1.3 Maksud dan Tujuan Penelitian Maksud penelitian ini dilakukan untuk memperoleh gambaran secara luas tentang pengaruh pemeriksaan pajak dan penagihan pajak terhadap kepatuhan Wajib Pajak Badan sebagai bahan penelitian. Sesuai dengan masalah yang telah diidentifikasi, tujuan penelitian ini adalah: 1. Untuk mengetahui pengaruh secara parsial pemeriksaan pajak terhadap kepatuhan Wajib Pajak Badan di Kantor Pelayanan Pajak Madya Bandung. 2. Untuk mengetahui pengaruh secara parsial penagihan pajak terhadap kepatuhan Wajib Pajak Badan di Kantor Pelayanan Pajak Madya Bandung. 3. Untuk mengetahui pengaruh secara silmutan pemeriksaan pajak dan penagihan pajak terhadap kepatuhan Wajib Pajak Badan di Kantor Pelayanan Pajak Madya Bandung.
10
1.4 Kegunaan Penelitian Dari hasil penelitian ini, penulis mengharapkan dapat memberikan kegunaan sebagai berikut: 1. Bagi Penulis Dapat menambah wawasan dan pemahaman mengenai pemeriksaan pajak dan penagihan pajak serta peraturan-peraturan yang berlaku. 2. Bagi Instansi (Kantor Pelayanan Pajak Madya Bandung) Diharapkan dapat memberikan masukan dan saran yang dapat digunakan untuk
mempertimbangkan keputusan dalam hal pemeriksaan pajak,
penagihan pajak dan kepatuhan Wajib Pajak. 3. Bagi Pembaca Dapat menjadikan penelitian ini sebagai bahan referensi untuk penelitian selanjutnya di bidang yang sama.
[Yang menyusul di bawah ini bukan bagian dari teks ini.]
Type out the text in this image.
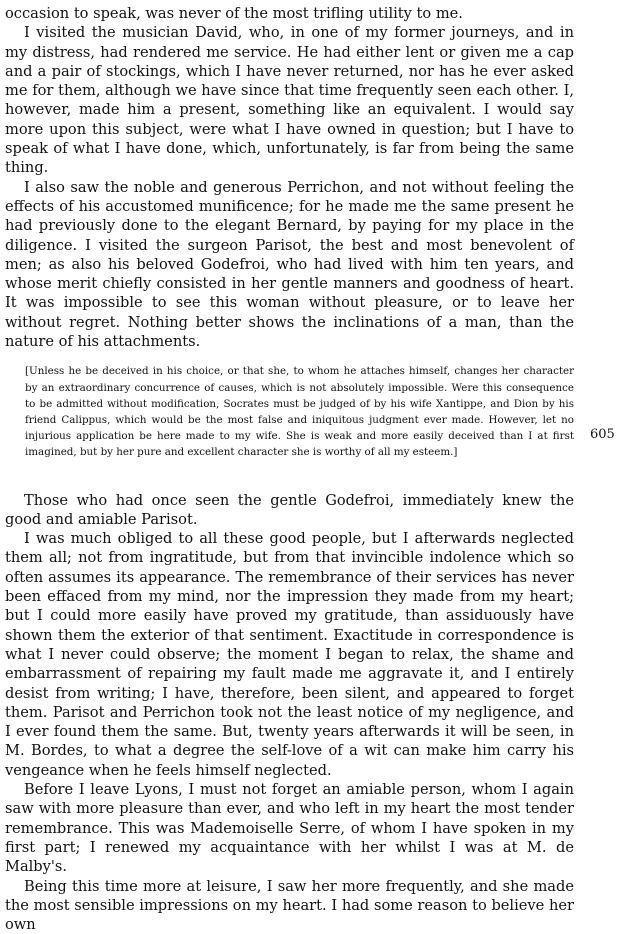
occasion to speak, was never of the most trifling utility to me.

I visited the musician David, who, in one of my former journeys, and in my distress, had rendered me service. He had either lent or given me a cap and a pair of stockings, which I have never returned, nor has he ever asked me for them, although we have since that time frequently seen each other. I, however, made him a present, something like an equivalent. I would say more upon this subject, were what I have owned in question; but I have to speak of what I have done, which, unfortunately, is far from being the same thing.

I also saw the noble and generous Perrichon, and not without feeling the effects of his accustomed munificence; for he made me the same present he had previously done to the elegant Bernard, by paying for my place in the diligence. I visited the surgeon Parisot, the best and most benevolent of men; as also his beloved Godefroi, who had lived with him ten years, and whose merit chiefly consisted in her gentle manners and goodness of heart. It was impossible to see this woman without pleasure, or to leave her without regret. Nothing better shows the inclinations of a man, than the nature of his attachments.

[Unless he be deceived in his choice, or that she, to whom he attaches himself, changes her character by an extraordinary concurrence of causes, which is not absolutely impossible. Were this consequence to be admitted without modification, Socrates must be judged of by his wife Xantippe, and Dion by his friend Calippus, which would be the most false and iniquitous judgment ever made. However, let no injurious application be here made to my wife. She is weak and more easily deceived than I at first imagined, but by her pure and excellent character she is worthy of all my esteem.]

Those who had once seen the gentle Godefroi, immediately knew the good and amiable Parisot.

I was much obliged to all these good people, but I afterwards neglected them all; not from ingratitude, but from that invincible indolence which so often assumes its appearance. The remembrance of their services has never been effaced from my mind, nor the impression they made from my heart; but I could more easily have proved my gratitude, than assiduously have shown them the exterior of that sentiment. Exactitude in correspondence is what I never could observe; the moment I began to relax, the shame and embarrassment of repairing my fault made me aggravate it, and I entirely desist from writing; I have, therefore, been silent, and appeared to forget them. Parisot and Perrichon took not the least notice of my negligence, and I ever found them the same. But, twenty years afterwards it will be seen, in M. Bordes, to what a degree the self-love of a wit can make him carry his vengeance when he feels himself neglected.

Before I leave Lyons, I must not forget an amiable person, whom I again saw with more pleasure than ever, and who left in my heart the most tender remembrance. This was Mademoiselle Serre, of whom I have spoken in my first part; I renewed my acquaintance with her whilst I was at M. de Malby's.

Being this time more at leisure, I saw her more frequently, and she made the most sensible impressions on my heart. I had some reason to believe her own

605
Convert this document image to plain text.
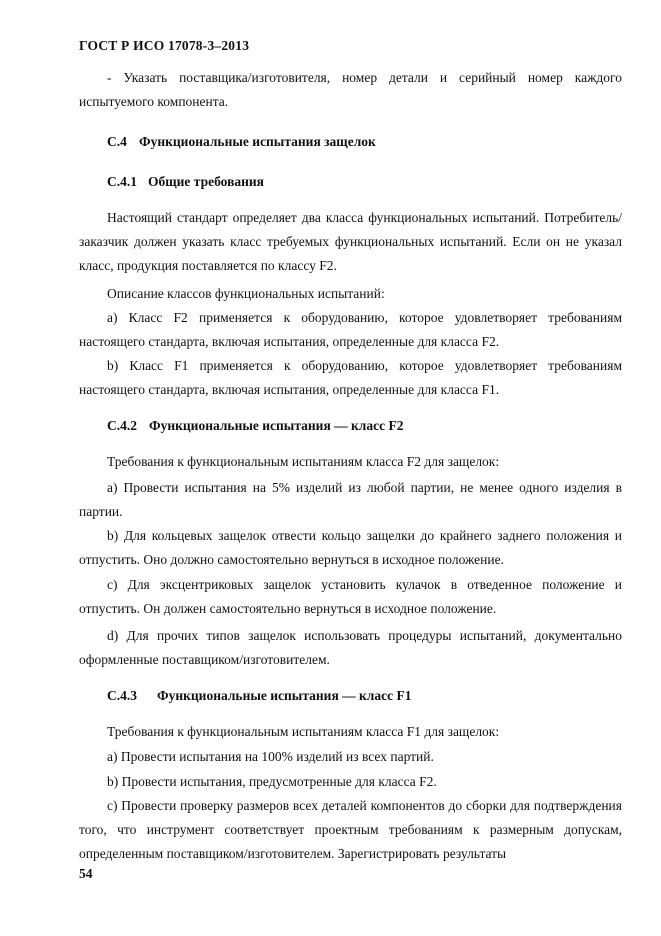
ГОСТ Р ИСО 17078-3–2013

- Указать поставщика/изготовителя, номер детали и серийный номер каждого испытуемого компонента.

С.4 Функциональные испытания защелок
С.4.1 Общие требования

Настоящий стандарт определяет два класса функциональных испытаний. Потребитель/заказчик должен указать класс требуемых функциональных испытаний. Если он не указал класс, продукция поставляется по классу F2.

Описание классов функциональных испытаний:

а) Класс F2 применяется к оборудованию, которое удовлетворяет требованиям настоящего стандарта, включая испытания, определенные для класса F2.

b) Класс F1 применяется к оборудованию, которое удовлетворяет требованиям настоящего стандарта, включая испытания, определенные для класса F1.

С.4.2 Функциональные испытания — класс F2

Требования к функциональным испытаниям класса F2 для защелок:

а) Провести испытания на 5% изделий из любой партии, не менее одного изделия в партии.

b) Для кольцевых защелок отвести кольцо защелки до крайнего заднего положения и отпустить. Оно должно самостоятельно вернуться в исходное положение.

с) Для эксцентриковых защелок установить кулачок в отведенное положение и отпустить. Он должен самостоятельно вернуться в исходное положение.

d) Для прочих типов защелок использовать процедуры испытаний, документально оформленные поставщиком/изготовителем.

С.4.3 Функциональные испытания — класс F1

Требования к функциональным испытаниям класса F1 для защелок:

а) Провести испытания на 100% изделий из всех партий.

b) Провести испытания, предусмотренные для класса F2.

с) Провести проверку размеров всех деталей компонентов до сборки для подтверждения того, что инструмент соответствует проектным требованиям к размерным допускам, определенным поставщиком/изготовителем. Зарегистрировать результаты

54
1.5 Lokasi dan Waktu Penelitian Dalam melakukan penelitian ini, penulis memperoleh data pada Kantor Pelayanan Pajak Madya Bandung yang beralamat di Jl. Asia Afrika No. 114 Kota Bandung. Adapun penelitian ini di mulai pada tanggal 5 November 2015 sampai dengan selesai.